Succéder à un manager qui a bien réussi est moins difficile qu’on ne le pense. « De fait, les intéressés ne peuvent pas s’empêcher de se comparer au responsable précédent. Et l’“effet de contraste” peut être bloquant, explique Thierry Nadisic, professeur associé à l’EM Lyon Business School. Ils se mettent en situation d’être jugés, comme s’ils allaient devenir une bonne ou une mauvaise copie de celui – ou celle – d’avant. Or un manager doit se préoccuper de ce qu’il va apporter au groupe et non pas du regard des autres sur lui. »

Qualité du relationnel

Le maître mot, c’est l’authenticité. Le n + 1 a intérêt à rester lui-même, dans son style managérial et avec ses valeurs. Il prouvera sa légitimité par ses compétences et la qualité de son relationnel. Inutile donc de se comparer et de scruter sans cesse le rétroviseur. Dans le fond, le collectif a bien fonctionné, le terreau est plutôt favorable, la motivation et la solidarité sont là. « Dans un contexte apaisé, où celui qui s’en va est apprécié, le passage de relais en public entre le partant et l’arrivant vaut la peine, il marquera un continuum, ajoute Vincent Dicecca*, consultant chez CSP Formation.

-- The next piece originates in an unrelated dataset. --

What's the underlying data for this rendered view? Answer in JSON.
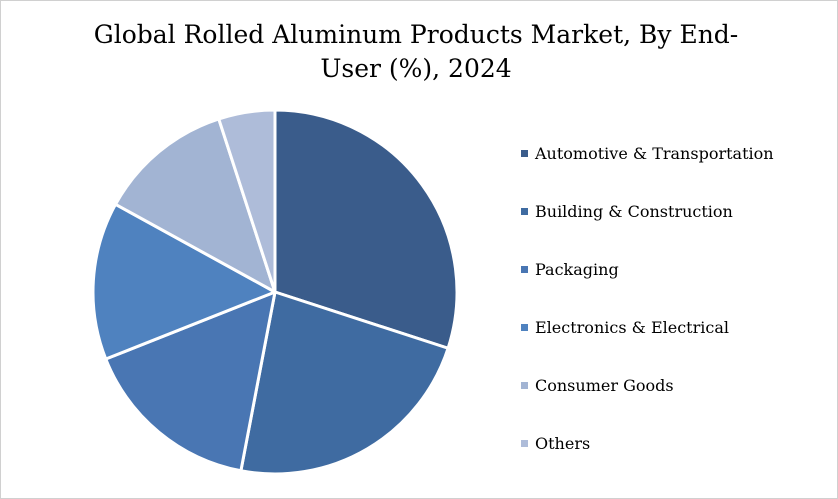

L’un se présente au groupe, l’autre l’accueille en exprimant sa confiance. C’est positif. » La période de recouvrement entre les deux pour les affaires courantes facilite par ailleurs la prise de poste. Entre Jérémy et Arnaud, à Airbus Helicopters, elle a duré dix jours. Et fut précédée d’un échange nourri entre eux, en vue de dresser l’état des lieux, d’expliciter qui faisait quoi, les aspirations individuelles et les traits de caractère.

Il s’agit ensuite de repérer les ingrédients du succès au cours d’une phase d’observation plus ou moins longue (un à deux mois). Arnaud Loulier a ainsi pris ce temps-là : « Je me suis dit : ne casse rien, écoute, apprends ; et je suis allé à la rencontre des 70 compagnons et de leurs contremaîtres au pied des machines pour dialoguer avec eux et saisir la façon dont l’atelier était organisé. » Le management baladeur – walking management – est judicieux pour établir le contact, donner des clés sur son rôle, saisir les rouages, identifier les besoins de chacun et rassurer.

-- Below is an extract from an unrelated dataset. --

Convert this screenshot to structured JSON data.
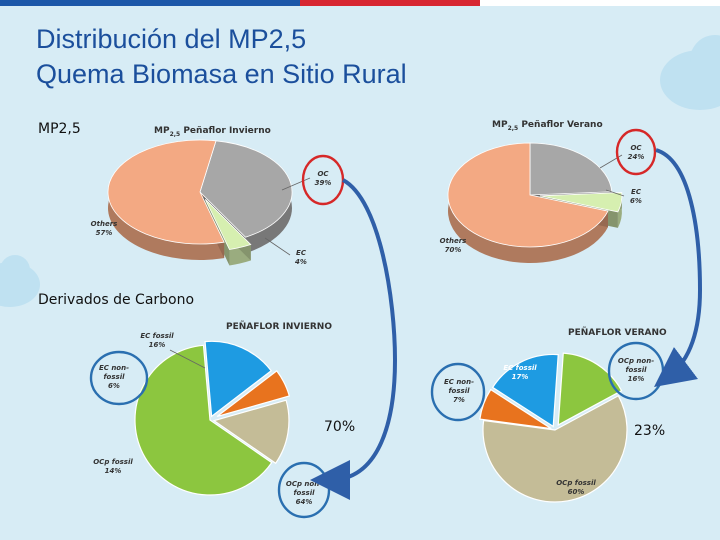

Le face-à-face plus formel est aussi un bon outil, comme l’a manié durant trois semaines avec ses 40 collaborateurs Emmanuel Brinquin, directeur des opérations à Umanis (SSII, 2 000 salariés).

Au fil de cette exploration, tout nouveau chef s’apercevra vite que son prédécesseur, si brillant et talentueux qu’il fût, avait des faiblesses. C’est là-dessus qu’il peut s’appuyer, pour apposer son empreinte. L’idéal est de jouer la complémentarité d’approche avec lui et d’afficher l’amélioration de l’existant, tout en distillant des changements. Par exemple, Emmanuel, promu au début 2015, a vite saisi que si le directeur qu’il remplaçait était un stratège hors pair, un bosseur et un charmeur, celui-ci était parfois abrupt et ne savait pas se rendre disponible pour ses troupes. « Il mangeait toujours seul à midi. Moi, j’ai souhaité tisser des liens dans l’équipe. Un mois après mon arrivée, je les ai tous invités au grand complet à une soirée kick off [démarrage] en l’invitant au grand complet. Et cela s’est conclu avec entrain autour d’un cocktail. Du coup, j’ai instauré des déjeuners conviviaux trimestriels avec tous, mais en petits comités. »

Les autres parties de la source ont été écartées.